La democrazia in citazione

La caccia | Trasmessa il: 06/01/2003



“La nostra Costituzione” si legge nella premessa alla bozza di statuto europeo “è chiamata democrazia perché il potere non è nelle mani di una minoranza, ma del popolo intero.”  È una citazione, dall’Epitaffio di Pericle di Tucidide (II, 37), ed è, come osserva Luciano Canfora sul “Corriere” di giovedì, al tempo stesso sbagliata e inopportuna.  È sbagliata sul piano della traduzione, perché quell’autore non si è mai sognato di parlare di “popolo intero” (lui scriveva che il potere, in democrazia, spetta es pleíonas, che vuol dire “ai più”, “alla maggioranza”) e inopportuna su quello concettuale, perché il brano da cui è tratta esprime un’idea di democrazia che a una costituzione moderna poco si addice.  Non è necessario essere filologi del livello del Canfora, per sapere che al noto storico la democrazia, proprio in quanto espressione di una maggioranza che lui, da bravo ottimate, considerava riottosa e nociva, piaceva pochissimo.  Di fatto, il senso del discorso di Pericle com’è ricostruito in quel passo è che il regime vigente ad Atene era, sì, una democrazia (che etimologicamente vuol dire “potere del popolo”, più o meno nel senso del nostro “dittatura del proletariato”), ma, visto che “nelle controversie private” si attribuiva a ciascuno “ugual peso”, ci si poteva anche spingersi a sostenere che, comunque, ivi vigesse la libertà, il che, in soldoni, significa che di solito in democrazia di libertà non ce n’è e quella del governo di Pericle era una felice (e transitoria) eccezione.  L’idea base della nostra democrazia, che non sta tanto nel governo dei più, quanto nella garanzia che tutti, a prescindere dalla collocazione sociale e ideologica, godano di pari diritti e dignità, a Tucidide (e a Pericle) sarebbe sembrata alquanto bizzarra.  E va bene che i tempi cambiano e il significato delle parole anche, ma aprire la Costituzione europea con una citazione che significa, in sostanza, che la democrazia è qualcosa di pericoloso se non si trova qualcuno capace di tenerla a freno, non sembra l’idea migliore del mondo.
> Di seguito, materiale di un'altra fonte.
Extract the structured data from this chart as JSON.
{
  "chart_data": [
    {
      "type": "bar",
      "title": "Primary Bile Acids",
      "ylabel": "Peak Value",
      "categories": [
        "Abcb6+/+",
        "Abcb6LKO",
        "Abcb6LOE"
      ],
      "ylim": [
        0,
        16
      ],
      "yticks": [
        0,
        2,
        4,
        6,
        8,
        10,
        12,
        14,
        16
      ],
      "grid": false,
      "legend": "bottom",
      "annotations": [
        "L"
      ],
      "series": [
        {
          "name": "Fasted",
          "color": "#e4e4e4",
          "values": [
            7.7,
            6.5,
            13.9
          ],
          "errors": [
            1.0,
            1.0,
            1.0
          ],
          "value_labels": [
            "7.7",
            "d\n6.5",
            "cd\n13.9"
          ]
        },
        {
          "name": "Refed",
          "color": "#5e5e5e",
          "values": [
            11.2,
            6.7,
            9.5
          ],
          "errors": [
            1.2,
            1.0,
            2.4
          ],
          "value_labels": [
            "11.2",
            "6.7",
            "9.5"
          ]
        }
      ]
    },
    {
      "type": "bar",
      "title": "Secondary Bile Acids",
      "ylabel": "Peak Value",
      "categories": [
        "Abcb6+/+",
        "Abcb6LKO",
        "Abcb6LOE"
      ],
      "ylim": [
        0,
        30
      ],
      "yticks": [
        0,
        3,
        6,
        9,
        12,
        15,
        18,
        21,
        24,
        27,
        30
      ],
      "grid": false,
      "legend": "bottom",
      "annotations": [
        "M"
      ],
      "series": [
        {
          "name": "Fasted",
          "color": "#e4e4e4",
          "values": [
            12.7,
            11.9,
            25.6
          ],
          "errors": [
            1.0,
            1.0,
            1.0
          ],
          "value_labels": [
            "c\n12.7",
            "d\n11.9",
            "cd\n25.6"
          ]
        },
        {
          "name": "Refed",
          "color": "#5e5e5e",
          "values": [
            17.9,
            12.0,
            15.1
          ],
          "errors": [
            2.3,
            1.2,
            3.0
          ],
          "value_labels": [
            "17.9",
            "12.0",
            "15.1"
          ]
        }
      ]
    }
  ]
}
        Niente, comunque, in confronto a quanto subito dopo si legge in quel testo.  Gli aspiranti costituenti, mossi probabilmente dall’idea di dare un contentino al papa senza offendere altre sensibilità, si sono dichiarati ispirati, nella loro opera, “alle eredità culturali, religiose e umaniste” del continente, unendo alla tradizione religiosa, in una specie di pout pourri ideologico, la “civiltà ellenica e romana”, e, con un audace salto in avanti, “le correnti filosofiche dei Lumi”, tutte manifestazioni ideali che, nel loro insieme, avrebbero contribuito ad ancorare “nella vita della società” la “percezione del ruolo centrale dell’essere umano e dei suoi diritti inviolabili”.  Un discreto pasticcio, che, a giudicare dalle strida dei vari Buttiglione, non deve aver affatto accontentato il papa e riesce, in compenso, a offendere quei pochi che ancora, in Europa o altrove, hanno qualche fiducia nei lumi della ragione.  Perché è vero che nella nostra storia c’è l’eredità cristiana, non si discute, e ci sono i Lumi, naturalmente – i nostri antenati, anzi, sono riusciti a commettere delle notevoli nefandezze in nome degli uni e dell’altra –  ma che a queste due interessanti manifestazioni del pensiero europeo ci si possa contemporaneamente ispirare, be’, lo si può anche credere, ma ci vuol proprio tutta.   Bisognerebbe dimenticare il fatto che le tenebre che il pensiero illuminista pretendeva di dissipare erano appunto quelle della religione, o, almeno, di quelle interpretazioni della religione che avevano gettato il continente in una barbarie di guerre e persecuzioni per uscire dalla quale si sarebbero faticosamente elaborati, più o meno verso la fine del XVIII secolo, i principi di quella democrazia moderna che i papi si affrettarono a scomunicare e gli spiriti devoti a combattere.  E che oggi a una certa (illusoria) tolleranza reciproca si sia giunti può essere vero, ma questo non autorizza nessuno a confondere i piani della storia e a mettere l’eredità dei persecutori sullo stesso piano di quella dei perseguitati.  Se l’Europa che ci si prepara si fondasse davvero su un’idea così labile della democrazia e su una conciliazione ideologica così artificiosa e superficiale non potremmo far altro che chiedere rispettosamente di esserne esonerati.